5.2. Esta política será reavaliada, no mínimo, anualmente, pelo Departamento de Compliance, considerando os relatórios emitidos pela auditoria interna e pela auditoria independente ou sempre que houver mudanças legais, regulatórias e operacionais relevantes, quando aplicável.
5.3. Em caso de dúvidas a respeito de algum item ou aplicação desta política, entre em contato com [email protected] ou pelo site trio.com.br.
5.4. Caso tenha conhecimento ou indício de desconformidade com os termos desta política, entre em contato, de forma anônima ou identificada, com [email protected] ou pelo site trio.com.br.
6.1. Código de Ética e Conduta.
6.2. Procedimentos de KYC, KYE, KYT, KYP/KYS.
7.1. Circular Bacen nº 3.978, de 23 de janeiro de 2020: Dispõe sobre a política, os procedimentos e os controles internos a serem adotados pelas instituições reguladas pelo Banco Central do Brasil no âmbito da prevenção à lavagem de dinheiro e ao financiamento ao terrorismo (PLD/FT).

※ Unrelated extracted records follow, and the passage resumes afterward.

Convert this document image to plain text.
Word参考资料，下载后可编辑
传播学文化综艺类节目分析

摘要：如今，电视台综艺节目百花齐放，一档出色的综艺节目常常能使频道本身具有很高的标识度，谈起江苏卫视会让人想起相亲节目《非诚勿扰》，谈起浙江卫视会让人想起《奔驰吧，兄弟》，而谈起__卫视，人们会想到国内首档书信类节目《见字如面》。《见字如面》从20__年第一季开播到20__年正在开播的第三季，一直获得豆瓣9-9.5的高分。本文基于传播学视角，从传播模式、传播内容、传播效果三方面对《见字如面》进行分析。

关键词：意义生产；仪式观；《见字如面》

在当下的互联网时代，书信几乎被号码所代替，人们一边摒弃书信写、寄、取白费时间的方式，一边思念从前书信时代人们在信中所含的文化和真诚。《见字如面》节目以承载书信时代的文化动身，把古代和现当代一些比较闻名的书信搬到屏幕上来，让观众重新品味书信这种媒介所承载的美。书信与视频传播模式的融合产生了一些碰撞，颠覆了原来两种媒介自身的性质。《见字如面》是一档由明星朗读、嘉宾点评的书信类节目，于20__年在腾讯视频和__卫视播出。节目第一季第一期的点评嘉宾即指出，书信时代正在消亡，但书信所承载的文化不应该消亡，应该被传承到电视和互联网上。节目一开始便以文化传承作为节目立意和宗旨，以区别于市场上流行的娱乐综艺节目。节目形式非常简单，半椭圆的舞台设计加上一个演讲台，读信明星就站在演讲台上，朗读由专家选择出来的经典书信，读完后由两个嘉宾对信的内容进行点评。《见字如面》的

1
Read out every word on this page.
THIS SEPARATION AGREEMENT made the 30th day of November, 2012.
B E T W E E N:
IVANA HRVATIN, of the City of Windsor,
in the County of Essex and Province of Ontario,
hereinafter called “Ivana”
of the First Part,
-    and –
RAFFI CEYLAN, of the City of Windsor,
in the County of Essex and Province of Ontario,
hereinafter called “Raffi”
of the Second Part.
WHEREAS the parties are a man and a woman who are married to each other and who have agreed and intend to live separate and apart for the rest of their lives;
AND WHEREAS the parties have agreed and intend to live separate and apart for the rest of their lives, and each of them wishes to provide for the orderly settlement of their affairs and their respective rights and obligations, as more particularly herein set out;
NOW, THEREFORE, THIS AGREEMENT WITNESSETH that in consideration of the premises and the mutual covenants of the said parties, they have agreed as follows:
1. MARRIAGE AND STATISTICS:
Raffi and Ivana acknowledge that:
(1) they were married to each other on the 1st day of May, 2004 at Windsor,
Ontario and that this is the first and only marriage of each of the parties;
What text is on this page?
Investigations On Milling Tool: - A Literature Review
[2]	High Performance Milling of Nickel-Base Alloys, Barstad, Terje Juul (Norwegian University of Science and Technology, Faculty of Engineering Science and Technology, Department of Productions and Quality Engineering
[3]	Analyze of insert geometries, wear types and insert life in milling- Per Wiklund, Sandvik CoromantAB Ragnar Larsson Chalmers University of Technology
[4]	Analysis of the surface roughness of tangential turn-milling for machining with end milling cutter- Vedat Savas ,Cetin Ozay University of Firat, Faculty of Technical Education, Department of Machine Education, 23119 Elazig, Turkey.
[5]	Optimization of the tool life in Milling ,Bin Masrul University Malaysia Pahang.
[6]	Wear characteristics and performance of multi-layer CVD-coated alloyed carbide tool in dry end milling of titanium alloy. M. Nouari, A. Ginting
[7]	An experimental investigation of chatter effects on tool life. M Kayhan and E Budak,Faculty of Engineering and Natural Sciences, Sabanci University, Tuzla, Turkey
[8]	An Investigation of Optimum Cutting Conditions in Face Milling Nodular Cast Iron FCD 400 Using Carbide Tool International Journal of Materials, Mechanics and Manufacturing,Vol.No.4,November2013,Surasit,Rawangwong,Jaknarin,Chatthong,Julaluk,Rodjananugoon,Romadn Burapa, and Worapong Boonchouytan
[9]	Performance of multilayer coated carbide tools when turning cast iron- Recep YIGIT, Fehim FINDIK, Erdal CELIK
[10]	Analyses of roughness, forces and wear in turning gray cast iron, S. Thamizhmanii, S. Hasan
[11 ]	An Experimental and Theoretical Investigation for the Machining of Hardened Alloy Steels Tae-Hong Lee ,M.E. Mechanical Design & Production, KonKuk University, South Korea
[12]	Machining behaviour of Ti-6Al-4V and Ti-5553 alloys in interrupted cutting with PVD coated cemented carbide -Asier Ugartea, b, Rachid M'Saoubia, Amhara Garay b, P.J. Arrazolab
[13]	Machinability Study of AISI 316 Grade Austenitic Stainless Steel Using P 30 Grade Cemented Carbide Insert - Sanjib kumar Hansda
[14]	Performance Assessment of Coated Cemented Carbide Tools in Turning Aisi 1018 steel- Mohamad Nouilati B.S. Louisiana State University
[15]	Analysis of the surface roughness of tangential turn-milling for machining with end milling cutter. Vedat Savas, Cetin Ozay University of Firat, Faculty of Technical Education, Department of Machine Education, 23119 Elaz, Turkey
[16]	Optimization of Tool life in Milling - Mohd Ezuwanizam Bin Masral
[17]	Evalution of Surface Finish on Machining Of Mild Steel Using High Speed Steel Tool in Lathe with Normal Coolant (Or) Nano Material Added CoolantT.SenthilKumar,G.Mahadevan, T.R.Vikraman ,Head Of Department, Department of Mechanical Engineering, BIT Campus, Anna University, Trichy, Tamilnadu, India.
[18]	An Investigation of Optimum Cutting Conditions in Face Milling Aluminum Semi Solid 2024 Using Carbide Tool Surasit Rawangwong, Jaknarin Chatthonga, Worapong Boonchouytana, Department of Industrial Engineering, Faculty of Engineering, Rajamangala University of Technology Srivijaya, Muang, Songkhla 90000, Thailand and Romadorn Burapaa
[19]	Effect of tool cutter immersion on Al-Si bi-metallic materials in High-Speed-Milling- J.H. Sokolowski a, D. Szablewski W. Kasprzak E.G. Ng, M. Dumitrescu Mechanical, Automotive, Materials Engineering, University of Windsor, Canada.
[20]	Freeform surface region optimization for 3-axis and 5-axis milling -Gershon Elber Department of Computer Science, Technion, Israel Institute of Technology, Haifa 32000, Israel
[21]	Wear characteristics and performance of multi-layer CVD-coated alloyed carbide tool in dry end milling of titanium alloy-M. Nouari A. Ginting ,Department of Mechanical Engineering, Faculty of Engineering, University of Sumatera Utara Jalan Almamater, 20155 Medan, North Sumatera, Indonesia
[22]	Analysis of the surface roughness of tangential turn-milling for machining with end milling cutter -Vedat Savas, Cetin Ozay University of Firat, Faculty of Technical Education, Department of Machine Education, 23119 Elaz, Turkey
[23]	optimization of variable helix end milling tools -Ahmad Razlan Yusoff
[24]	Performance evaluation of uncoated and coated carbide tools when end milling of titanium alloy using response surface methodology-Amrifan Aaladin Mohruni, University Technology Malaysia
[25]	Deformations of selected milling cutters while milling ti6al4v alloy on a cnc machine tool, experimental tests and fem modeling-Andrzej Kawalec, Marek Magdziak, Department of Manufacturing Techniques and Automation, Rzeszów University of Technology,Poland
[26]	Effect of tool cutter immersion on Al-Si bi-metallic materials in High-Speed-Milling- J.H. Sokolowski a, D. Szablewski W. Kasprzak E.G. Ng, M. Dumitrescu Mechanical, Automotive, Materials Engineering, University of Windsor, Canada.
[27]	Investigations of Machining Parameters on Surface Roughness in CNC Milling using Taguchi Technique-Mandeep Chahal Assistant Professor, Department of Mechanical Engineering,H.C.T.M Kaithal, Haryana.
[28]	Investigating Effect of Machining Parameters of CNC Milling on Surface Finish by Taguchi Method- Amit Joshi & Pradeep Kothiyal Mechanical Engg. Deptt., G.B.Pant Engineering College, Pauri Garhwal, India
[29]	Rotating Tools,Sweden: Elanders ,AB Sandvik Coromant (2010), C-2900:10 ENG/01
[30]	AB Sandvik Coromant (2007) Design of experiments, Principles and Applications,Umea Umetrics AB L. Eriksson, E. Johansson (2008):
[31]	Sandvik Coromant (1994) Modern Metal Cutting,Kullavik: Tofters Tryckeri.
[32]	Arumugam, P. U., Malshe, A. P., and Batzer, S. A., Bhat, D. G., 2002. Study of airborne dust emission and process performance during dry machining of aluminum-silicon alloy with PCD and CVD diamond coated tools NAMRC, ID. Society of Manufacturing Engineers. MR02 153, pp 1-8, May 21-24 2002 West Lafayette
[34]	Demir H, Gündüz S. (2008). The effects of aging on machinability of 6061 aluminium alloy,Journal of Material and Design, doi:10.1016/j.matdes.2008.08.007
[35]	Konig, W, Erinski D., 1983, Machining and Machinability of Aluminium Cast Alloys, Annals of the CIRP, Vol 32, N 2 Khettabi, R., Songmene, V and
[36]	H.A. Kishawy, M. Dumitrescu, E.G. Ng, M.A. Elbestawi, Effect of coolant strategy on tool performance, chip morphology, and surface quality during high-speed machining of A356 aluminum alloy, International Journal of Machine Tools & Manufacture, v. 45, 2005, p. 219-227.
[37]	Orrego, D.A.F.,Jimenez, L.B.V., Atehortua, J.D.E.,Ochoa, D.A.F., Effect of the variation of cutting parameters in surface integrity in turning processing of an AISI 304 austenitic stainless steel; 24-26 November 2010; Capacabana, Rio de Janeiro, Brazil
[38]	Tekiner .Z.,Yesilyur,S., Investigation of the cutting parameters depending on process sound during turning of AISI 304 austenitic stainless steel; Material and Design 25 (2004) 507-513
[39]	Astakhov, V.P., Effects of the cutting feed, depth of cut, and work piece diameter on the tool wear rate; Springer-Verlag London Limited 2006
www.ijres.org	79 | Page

7.2. Resolução BCB nº 119, de 25 de novembro de 2021: Dispõe sobre a política, os procedimentos e os controles internos a serem adotados pelas instituições autorizadas a funcionar pelo Banco Central do Brasil em relação à PLD/FT, consolidando e atualizando regras anteriormente previstas na Circular nº 3.978/2020.
7.3. Carta Circular nº 4.001, de 29 de janeiro de 2020, do Banco Central do Brasil: Estabelece orientações sobre procedimentos e controles a serem adotados pelas instituições autorizadas a funcionar pelo Banco Central do Brasil no âmbito da prevenção à lavagem de dinheiro e ao financiamento do terrorismo (PLD/FT).
7.4. Resolução CVM nº 50, de 31 de agosto de 2021: Estabelece os mecanismos, procedimentos e controles internos destinados à prevenção à lavagem de dinheiro e ao financiamento do terrorismo no mercado de valores mobiliários.
7.5. Resolução Coaf nº 40, de 22 de novembro de 2021: Dispõe sobre os procedimentos relativos à identificação e ao tratamento de Pessoas Expostas Politicamente (PEPs) pelas pessoas sujeitas à supervisão do Conselho de Controle de Atividades Financeiras (Coaf).
7.6. Lei Geral de Proteção de Dados Pessoais nº 13.709, de 14 de agosto de 2018 (LGPD): Dispõe sobre o tratamento de dados pessoais, inclusive nos meios digitais, por pessoa natural ou jurídica, de direito público ou privado.
7.7. Lei nº 9.613, de 3 de março de 1998, com as alterações da Lei nº 12.683, de 9 de julho de 2012: Dispõe sobre os crimes de lavagem de dinheiro ou ocultação de bens, direitos e valores, e estabelece medidas de prevenção à sua utilização pelo sistema financeiro nacional.
7.8. Resolução CMN nº 4.595, de 28 de agosto de 2017: Dispõe sobre a política de conformidade (compliance) das instituições financeiras e demais instituições autorizadas a funcionar pelo Banco Central do Brasil.